En sus libros, la naturaleza es un espejo que le sirve para hablar de sí misma con un inmenso pudor, como si las flores y los estuarios fueran una pantalla. Aun así, frunce el ceño cuando se le pregunta si es una neorromántica que detecta en los accidentes geográficos el dramatismo de sus paisajes interiores, como Goethe, Wagner, Friedrich y compañía. “En Alemania, los románticos vieron la naturaleza como algo opuesto a la razón, y yo estoy en desacuerdo con esa idea. Al revés, la naturaleza es, para mí, una forma de lenguaje. Y lo curioso es que cada persona es capaz de leerla de una forma distinta”. Hay un capítulo en Arboleda en el que la protagonista empieza a describir el paisaje que tiene ante sus ojos como si viera en él signos de puntuación. Su curación consistió en observar, describir y encontrar nuevas maneras de nombrar lo que veía. “Cada palabra que escogemos tiene un trasfondo emocional. Cada palabra refleja nuestra propia historia”, jura.

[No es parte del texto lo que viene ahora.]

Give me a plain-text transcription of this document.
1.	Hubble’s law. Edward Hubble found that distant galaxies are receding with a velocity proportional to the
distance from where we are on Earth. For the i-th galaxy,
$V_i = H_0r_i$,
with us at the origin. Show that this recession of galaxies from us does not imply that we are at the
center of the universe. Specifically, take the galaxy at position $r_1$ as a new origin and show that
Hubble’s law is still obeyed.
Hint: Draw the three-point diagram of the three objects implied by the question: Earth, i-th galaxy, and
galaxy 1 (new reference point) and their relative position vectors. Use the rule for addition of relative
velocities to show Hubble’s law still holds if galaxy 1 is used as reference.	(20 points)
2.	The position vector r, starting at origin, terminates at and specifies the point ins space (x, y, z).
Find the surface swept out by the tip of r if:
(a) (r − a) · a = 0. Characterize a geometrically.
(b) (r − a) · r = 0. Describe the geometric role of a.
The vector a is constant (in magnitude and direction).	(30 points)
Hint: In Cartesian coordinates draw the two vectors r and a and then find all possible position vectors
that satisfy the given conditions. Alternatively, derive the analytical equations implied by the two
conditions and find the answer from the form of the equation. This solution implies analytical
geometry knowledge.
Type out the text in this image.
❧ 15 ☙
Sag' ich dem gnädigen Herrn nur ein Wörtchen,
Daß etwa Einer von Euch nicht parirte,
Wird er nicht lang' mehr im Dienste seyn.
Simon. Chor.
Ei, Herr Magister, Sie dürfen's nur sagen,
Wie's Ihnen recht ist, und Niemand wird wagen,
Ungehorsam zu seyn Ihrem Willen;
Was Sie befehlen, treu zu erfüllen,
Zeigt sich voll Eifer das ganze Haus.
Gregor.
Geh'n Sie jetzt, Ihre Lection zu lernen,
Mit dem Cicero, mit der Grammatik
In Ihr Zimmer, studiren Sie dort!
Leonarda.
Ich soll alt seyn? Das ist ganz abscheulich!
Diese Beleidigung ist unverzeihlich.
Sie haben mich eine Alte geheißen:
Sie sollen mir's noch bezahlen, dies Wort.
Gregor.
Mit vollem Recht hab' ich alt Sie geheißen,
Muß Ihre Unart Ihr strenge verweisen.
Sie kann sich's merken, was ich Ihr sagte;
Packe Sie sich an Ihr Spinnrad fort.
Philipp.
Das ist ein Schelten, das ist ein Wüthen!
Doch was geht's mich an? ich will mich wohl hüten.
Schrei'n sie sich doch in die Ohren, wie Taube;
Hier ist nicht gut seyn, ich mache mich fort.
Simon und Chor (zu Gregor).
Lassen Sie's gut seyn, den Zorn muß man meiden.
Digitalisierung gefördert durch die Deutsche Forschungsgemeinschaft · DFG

Otra conexión entre sus dos obras es que, pese a describir experiencias dolorosas, ambas desprenden una sensación de esperanza, a falta de una palabra mejor. “Sí, un consuelo o un alivio”, corrige Kinsky. La autora está terminando un nuevo ensayo, que hablará sobre los disturbios ambientales, los cambios drásticos en cualquier ecosistema provocados por la intervención humana. “Mi idea es que, a cierto nivel, todo puede ser una tierra perturbada: nuestros cuerpos, nuestros corazones, nuestros recuerdos. En esas tierras sometidas a la explotación o a la minería aparece, en un primer momento, una flora muy básica”, describe. Pero, inevitablemente, esta siempre termina por crecer. “No hay que olvidar que los humanos somos, por naturaleza, una especie destructora. Pero también somos la única que puede ser constructiva y creativa. Es importante vivir siendo conscientes de nuestro poder de destrucción, pero también de nuestra capacidad de regeneración”.
Lo distinto en sus libros es que ese resurgir sucede solo, casi por arte de magia, sin tener que esforzarse en exceso para dejar atrás la pesadumbre. “Me despierto por la noche y creo tener polvo en la boca. Me voy a asfixiar, pienso”, relata Olga, una de las voces narradoras de Rombo, al recordar una pesadilla recurrente que la retrotrae a los días de los dos terremotos que casi terminan con su vida. “Pero al final pasa y no me ahogo”, dice con perplejidad. Kinsky está de acuerdo con esa idea: “Puede sonar cursi o ridículo, pero yo creo que la vida es algo por lo que estar agradecido. La vida continúa y nada puede detenerla”. Lo dice como asqueada por expresar semejante obviedad, pero también con la seguridad de haberlo vivido en primera persona.
Los humanos somos, por naturaleza, una especie destructora. Pero también somos la única que puede ser constructiva, la única con la capacidad de crear”
—Se diría, al leerla, que sus libros toman forma cuando camina.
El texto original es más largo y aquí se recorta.